The tradition and craft of clowning presented in the likes of Slava Snowshow and Cirque du Soleil (of which Colucci is also a part) is for him about putting together “all elements of performance”.
It’s the furthest from the kiddies’ party clown or a fast food mascot. This is clowning that draws from heritages that date back hundreds of years and have elements of mime, drama and theatrical spectacle.
It’s also about timing, rhythm and physicality in movements and holding poses. It’s of course about laughter and humour, but also about subtle statements hidden in comedy and the power of storytelling. Above all it’s tuning into an audience and responding intimately.
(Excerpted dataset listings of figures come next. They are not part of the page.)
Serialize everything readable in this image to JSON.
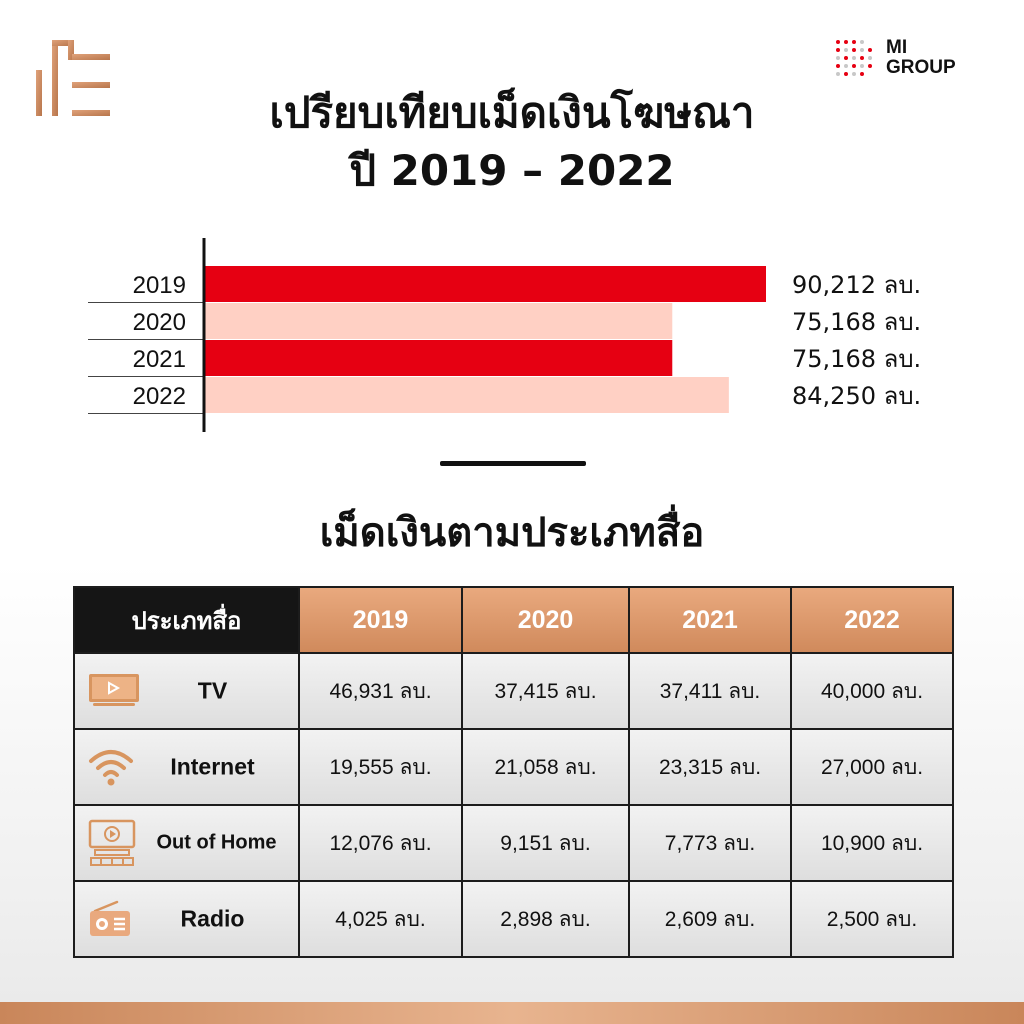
{
  "brand": {
    "left_logo_icon": "pillar-logo-icon",
    "right_logo_line1": "MI",
    "right_logo_line2": "GROUP"
  },
  "title_line1": "เปรียบเทียบเม็ดเงินโฆษณา",
  "title_line2": "ปี 2019 – 2022",
  "section_title": "เม็ดเงินตามประเภทสื่อ",
  "colors": {
    "bar_strong": "#e60012",
    "bar_light": "#ffd0c4",
    "accent_copper": "#d08a5c",
    "header_dark": "#151515"
  },
  "chart_data": {
    "type": "bar",
    "orientation": "horizontal",
    "categories": [
      "2019",
      "2020",
      "2021",
      "2022"
    ],
    "values": [
      90212,
      75168,
      75168,
      84250
    ],
    "value_labels": [
      "90,212 ลบ.",
      "75,168 ลบ.",
      "75,168 ลบ.",
      "84,250 ลบ."
    ],
    "bar_colors": [
      "#e60012",
      "#ffd0c4",
      "#e60012",
      "#ffd0c4"
    ],
    "title": "เปรียบเทียบเม็ดเงินโฆษณา ปี 2019 – 2022",
    "xlim": [
      0,
      90212
    ]
  },
  "table": {
    "header_type": "ประเภทสื่อ",
    "years": [
      "2019",
      "2020",
      "2021",
      "2022"
    ],
    "rows": [
      {
        "icon": "tv-icon",
        "name": "TV",
        "values": [
          "46,931 ลบ.",
          "37,415 ลบ.",
          "37,411 ลบ.",
          "40,000 ลบ."
        ]
      },
      {
        "icon": "wifi-icon",
        "name": "Internet",
        "values": [
          "19,555 ลบ.",
          "21,058 ลบ.",
          "23,315 ลบ.",
          "27,000 ลบ."
        ]
      },
      {
        "icon": "billboard-icon",
        "name": "Out of Home",
        "values": [
          "12,076 ลบ.",
          "9,151 ลบ.",
          "7,773  ลบ.",
          "10,900 ลบ."
        ]
      },
      {
        "icon": "radio-icon",
        "name": "Radio",
        "values": [
          "4,025 ลบ.",
          "2,898 ลบ.",
          "2,609 ลบ.",
          "2,500 ลบ."
        ]
      }
    ]
  }
}
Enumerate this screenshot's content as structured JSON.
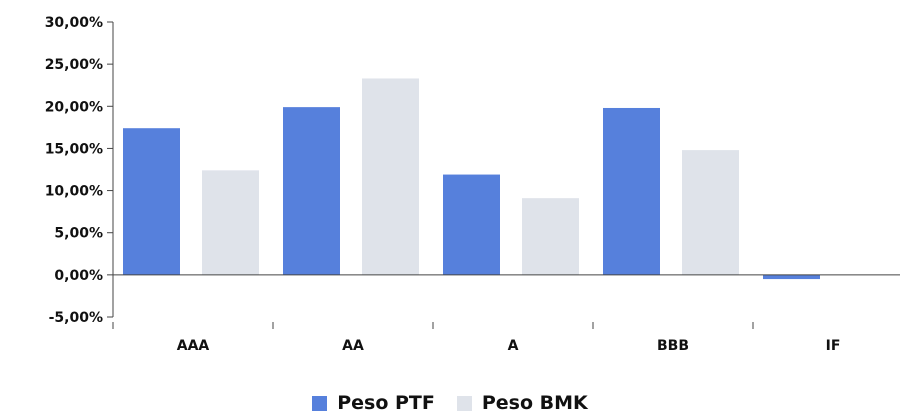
{
  "chart_data": {
    "type": "bar",
    "categories": [
      "AAA",
      "AA",
      "A",
      "BBB",
      "IF"
    ],
    "series": [
      {
        "name": "Peso PTF",
        "color": "#5680dc",
        "values": [
          17.4,
          19.9,
          11.9,
          19.8,
          -0.5
        ]
      },
      {
        "name": "Peso BMK",
        "color": "#dfe3ea",
        "values": [
          12.4,
          23.3,
          9.1,
          14.8,
          0
        ]
      }
    ],
    "ylim": [
      -5,
      30
    ],
    "yticks": [
      30,
      25,
      20,
      15,
      10,
      5,
      0,
      -5
    ],
    "ytick_labels": [
      "30,00%",
      "25,00%",
      "20,00%",
      "15,00%",
      "10,00%",
      "5,00%",
      "0,00%",
      "-5,00%"
    ],
    "legend_position": "bottom-center",
    "grid": false
  }
}
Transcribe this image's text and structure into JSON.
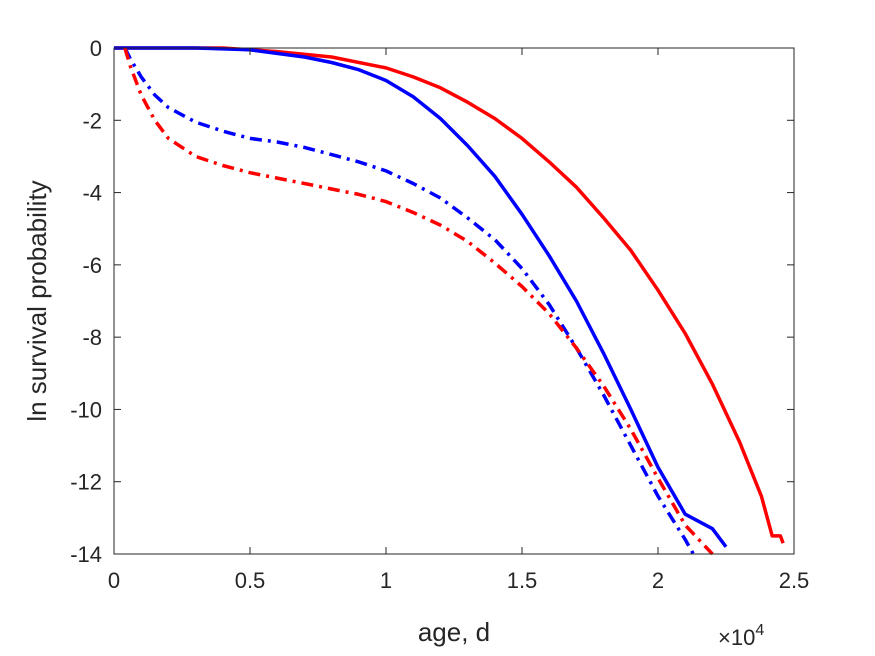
{
  "chart_data": {
    "type": "line",
    "title": "",
    "xlabel": "age, d",
    "ylabel": "ln survival probability",
    "x_multiplier_label": {
      "base": "×10",
      "exponent": "4"
    },
    "xlim": [
      0,
      2.5
    ],
    "ylim": [
      -14,
      0
    ],
    "x_ticks": [
      0,
      0.5,
      1,
      1.5,
      2,
      2.5
    ],
    "x_tick_labels": [
      "0",
      "0.5",
      "1",
      "1.5",
      "2",
      "2.5"
    ],
    "y_ticks": [
      0,
      -2,
      -4,
      -6,
      -8,
      -10,
      -12,
      -14
    ],
    "y_tick_labels": [
      "0",
      "-2",
      "-4",
      "-6",
      "-8",
      "-10",
      "-12",
      "-14"
    ],
    "grid": false,
    "legend": "none",
    "series": [
      {
        "color": "#ff0000",
        "style": "solid",
        "points": [
          [
            0,
            0
          ],
          [
            0.4,
            0
          ],
          [
            0.6,
            -0.1
          ],
          [
            0.8,
            -0.25
          ],
          [
            1.0,
            -0.55
          ],
          [
            1.1,
            -0.8
          ],
          [
            1.2,
            -1.1
          ],
          [
            1.3,
            -1.5
          ],
          [
            1.4,
            -1.95
          ],
          [
            1.5,
            -2.5
          ],
          [
            1.6,
            -3.15
          ],
          [
            1.7,
            -3.85
          ],
          [
            1.8,
            -4.7
          ],
          [
            1.9,
            -5.6
          ],
          [
            2.0,
            -6.7
          ],
          [
            2.1,
            -7.9
          ],
          [
            2.2,
            -9.3
          ],
          [
            2.3,
            -10.9
          ],
          [
            2.38,
            -12.4
          ],
          [
            2.42,
            -13.5
          ],
          [
            2.45,
            -13.5
          ],
          [
            2.46,
            -13.7
          ]
        ]
      },
      {
        "color": "#0000ff",
        "style": "solid",
        "points": [
          [
            0,
            0
          ],
          [
            0.3,
            0
          ],
          [
            0.5,
            -0.05
          ],
          [
            0.7,
            -0.25
          ],
          [
            0.8,
            -0.4
          ],
          [
            0.9,
            -0.6
          ],
          [
            1.0,
            -0.9
          ],
          [
            1.1,
            -1.35
          ],
          [
            1.2,
            -1.95
          ],
          [
            1.3,
            -2.7
          ],
          [
            1.4,
            -3.55
          ],
          [
            1.5,
            -4.6
          ],
          [
            1.6,
            -5.75
          ],
          [
            1.7,
            -7.0
          ],
          [
            1.8,
            -8.45
          ],
          [
            1.9,
            -10.0
          ],
          [
            2.0,
            -11.6
          ],
          [
            2.1,
            -12.9
          ],
          [
            2.2,
            -13.3
          ],
          [
            2.25,
            -13.8
          ]
        ]
      },
      {
        "color": "#0000ff",
        "style": "dashdot",
        "points": [
          [
            0.04,
            0
          ],
          [
            0.06,
            -0.3
          ],
          [
            0.1,
            -0.8
          ],
          [
            0.15,
            -1.3
          ],
          [
            0.2,
            -1.65
          ],
          [
            0.3,
            -2.05
          ],
          [
            0.4,
            -2.3
          ],
          [
            0.5,
            -2.5
          ],
          [
            0.6,
            -2.6
          ],
          [
            0.7,
            -2.75
          ],
          [
            0.8,
            -2.95
          ],
          [
            0.9,
            -3.15
          ],
          [
            1.0,
            -3.4
          ],
          [
            1.1,
            -3.75
          ],
          [
            1.2,
            -4.15
          ],
          [
            1.3,
            -4.7
          ],
          [
            1.4,
            -5.3
          ],
          [
            1.5,
            -6.1
          ],
          [
            1.6,
            -7.1
          ],
          [
            1.7,
            -8.3
          ],
          [
            1.8,
            -9.6
          ],
          [
            1.9,
            -11.0
          ],
          [
            2.0,
            -12.4
          ],
          [
            2.1,
            -13.6
          ],
          [
            2.13,
            -14
          ]
        ]
      },
      {
        "color": "#ff0000",
        "style": "dashdot",
        "points": [
          [
            0.04,
            0
          ],
          [
            0.06,
            -0.5
          ],
          [
            0.1,
            -1.3
          ],
          [
            0.15,
            -2.0
          ],
          [
            0.2,
            -2.5
          ],
          [
            0.3,
            -3.0
          ],
          [
            0.4,
            -3.25
          ],
          [
            0.5,
            -3.45
          ],
          [
            0.6,
            -3.6
          ],
          [
            0.7,
            -3.75
          ],
          [
            0.8,
            -3.9
          ],
          [
            0.9,
            -4.05
          ],
          [
            1.0,
            -4.25
          ],
          [
            1.1,
            -4.55
          ],
          [
            1.2,
            -4.9
          ],
          [
            1.3,
            -5.35
          ],
          [
            1.4,
            -5.95
          ],
          [
            1.5,
            -6.6
          ],
          [
            1.6,
            -7.35
          ],
          [
            1.7,
            -8.3
          ],
          [
            1.8,
            -9.35
          ],
          [
            1.9,
            -10.55
          ],
          [
            2.0,
            -11.9
          ],
          [
            2.1,
            -13.2
          ],
          [
            2.2,
            -14
          ]
        ]
      }
    ]
  }
}
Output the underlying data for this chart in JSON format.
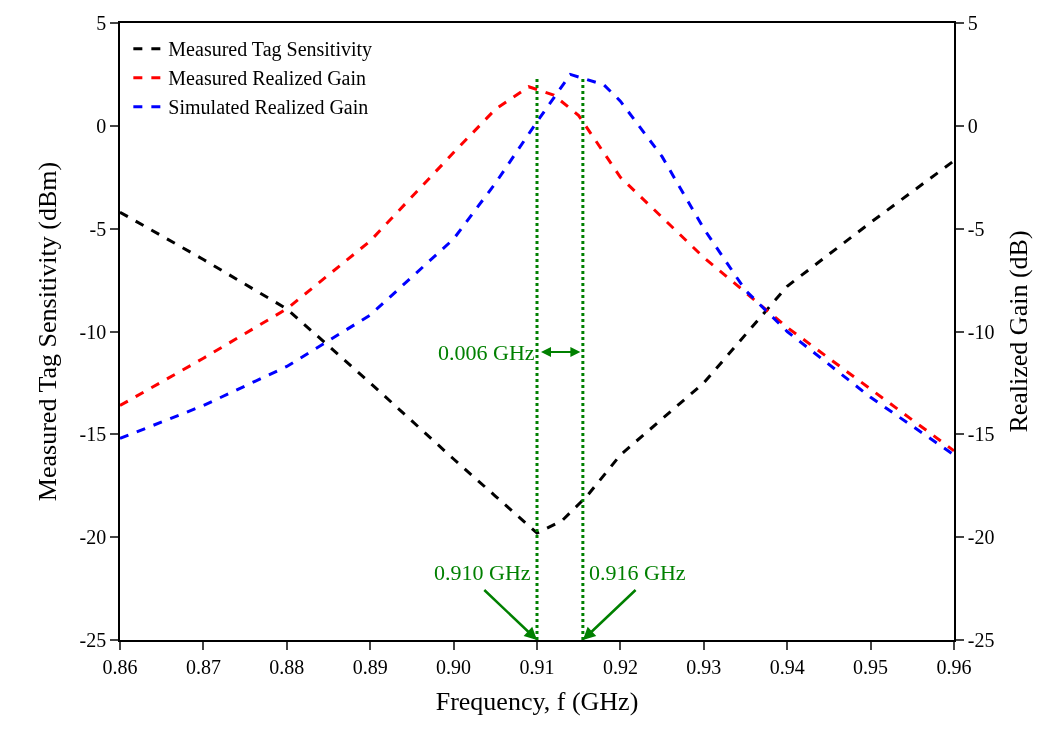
{
  "chart_data": {
    "type": "line",
    "xlabel": "Frequency, f (GHz)",
    "ylabel": "Measured Tag Sensitivity (dBm)",
    "y2label": "Realized Gain (dB)",
    "xlim": [
      0.86,
      0.96
    ],
    "xticks": [
      {
        "value": 0.86,
        "label": "0.86"
      },
      {
        "value": 0.87,
        "label": "0.87"
      },
      {
        "value": 0.88,
        "label": "0.88"
      },
      {
        "value": 0.89,
        "label": "0.89"
      },
      {
        "value": 0.9,
        "label": "0.90"
      },
      {
        "value": 0.91,
        "label": "0.91"
      },
      {
        "value": 0.92,
        "label": "0.92"
      },
      {
        "value": 0.93,
        "label": "0.93"
      },
      {
        "value": 0.94,
        "label": "0.94"
      },
      {
        "value": 0.95,
        "label": "0.95"
      },
      {
        "value": 0.96,
        "label": "0.96"
      }
    ],
    "ylim": [
      -25,
      5
    ],
    "yticks": [
      -25,
      -20,
      -15,
      -10,
      -5,
      0,
      5
    ],
    "y2lim": [
      -25,
      5
    ],
    "y2ticks": [
      -25,
      -20,
      -15,
      -10,
      -5,
      0,
      5
    ],
    "legend": "top left",
    "line_style": "dashed",
    "marker": "none",
    "series": [
      {
        "name": "Measured Tag Sensitivity",
        "color": "#000000",
        "x": [
          0.86,
          0.87,
          0.88,
          0.89,
          0.9,
          0.905,
          0.91,
          0.913,
          0.916,
          0.92,
          0.93,
          0.94,
          0.95,
          0.96
        ],
        "values": [
          -4.2,
          -6.5,
          -8.9,
          -12.5,
          -16.2,
          -18.0,
          -19.8,
          -19.2,
          -18.0,
          -16.0,
          -12.5,
          -7.8,
          -4.7,
          -1.7
        ]
      },
      {
        "name": "Measured Realized Gain",
        "color": "#ff0000",
        "axis": "y2",
        "x": [
          0.86,
          0.87,
          0.88,
          0.89,
          0.9,
          0.905,
          0.909,
          0.912,
          0.915,
          0.92,
          0.93,
          0.94,
          0.95,
          0.96
        ],
        "values": [
          -13.6,
          -11.3,
          -8.9,
          -5.6,
          -1.3,
          0.8,
          1.9,
          1.5,
          0.5,
          -2.5,
          -6.4,
          -9.8,
          -12.8,
          -15.8
        ]
      },
      {
        "name": "Simulated Realized Gain",
        "color": "#0000ff",
        "axis": "y2",
        "x": [
          0.86,
          0.87,
          0.88,
          0.89,
          0.9,
          0.905,
          0.91,
          0.914,
          0.918,
          0.92,
          0.925,
          0.93,
          0.935,
          0.94,
          0.95,
          0.96
        ],
        "values": [
          -15.2,
          -13.6,
          -11.7,
          -9.2,
          -5.5,
          -2.8,
          0.2,
          2.5,
          2.0,
          1.2,
          -1.5,
          -5.0,
          -8.0,
          -10.0,
          -13.2,
          -16.0
        ]
      }
    ],
    "ref_lines": [
      {
        "axis": "x",
        "value": 0.91,
        "color": "#008000",
        "line_style": "dotted"
      },
      {
        "axis": "x",
        "value": 0.9155,
        "color": "#008000",
        "line_style": "dotted"
      }
    ],
    "annotations": [
      {
        "text": "0.910 GHz",
        "x": 0.91,
        "y": -25
      },
      {
        "text": "0.916 GHz",
        "x": 0.9155,
        "y": -25
      },
      "0.006 GHz"
    ]
  }
}
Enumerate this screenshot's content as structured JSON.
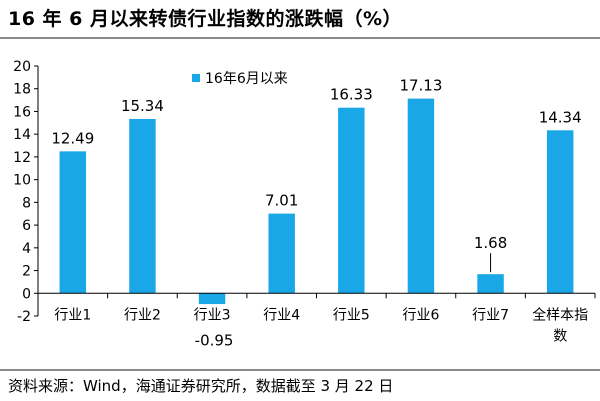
{
  "title": "16 年 6 月以来转债行业指数的涨跌幅（%）",
  "source": "资料来源：Wind，海通证券研究所，数据截至 3 月 22 日",
  "chart_data": {
    "type": "bar",
    "categories": [
      "行业1",
      "行业2",
      "行业3",
      "行业4",
      "行业5",
      "行业6",
      "行业7",
      "全样本指数"
    ],
    "category_lines": [
      [
        "行业1"
      ],
      [
        "行业2"
      ],
      [
        "行业3"
      ],
      [
        "行业4"
      ],
      [
        "行业5"
      ],
      [
        "行业6"
      ],
      [
        "行业7"
      ],
      [
        "全样本指",
        "数"
      ]
    ],
    "series": [
      {
        "name": "16年6月以来",
        "values": [
          12.49,
          15.34,
          -0.95,
          7.01,
          16.33,
          17.13,
          1.68,
          14.34
        ]
      }
    ],
    "value_labels": [
      "12.49",
      "15.34",
      "-0.95",
      "7.01",
      "16.33",
      "17.13",
      "1.68",
      "14.34"
    ],
    "yticks": [
      "-2",
      "0",
      "2",
      "4",
      "6",
      "8",
      "10",
      "12",
      "14",
      "16",
      "18",
      "20"
    ],
    "ylim": [
      -2,
      20
    ],
    "bar_color": "#1aa7e8",
    "legend_position": "top-left",
    "grid": false
  }
}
“Every time I draw on my smile I’m reflecting what mood I’m in and I’m taking off the mask of the ordinary world and becoming who I really am. And when I step on stage I’m feeling the audience and their mood and this makes every performance different,” said Colucci.
He is one of only four clowns who are trained to play the lead role of the Yellow Clown in Slava’s production.
“We are a rare species,” said Colucci with a smile. He adds that clowns sew their own costumes and do their own make-up. For Colucci it’s because these are not props or embellishments but an integral part of the process of bringing his innermost to his audience, to just being present.
“We are not a representation of the world, but a presentation of the world. I show the happy burden of my life as it has evolved when I am on stage.
“The secret of Slava Snowshow is that we don’t aim to please, we don’t give the audience pre-chewed food, so to speak, it’s for the audience to receive,” he said.
And receiving from Johanesburg audiences, who have already been to the show, has been in submission to play, to wonder and to clowning around – because they can.
● Slava Snowshow is at Artscape August 17 to 28.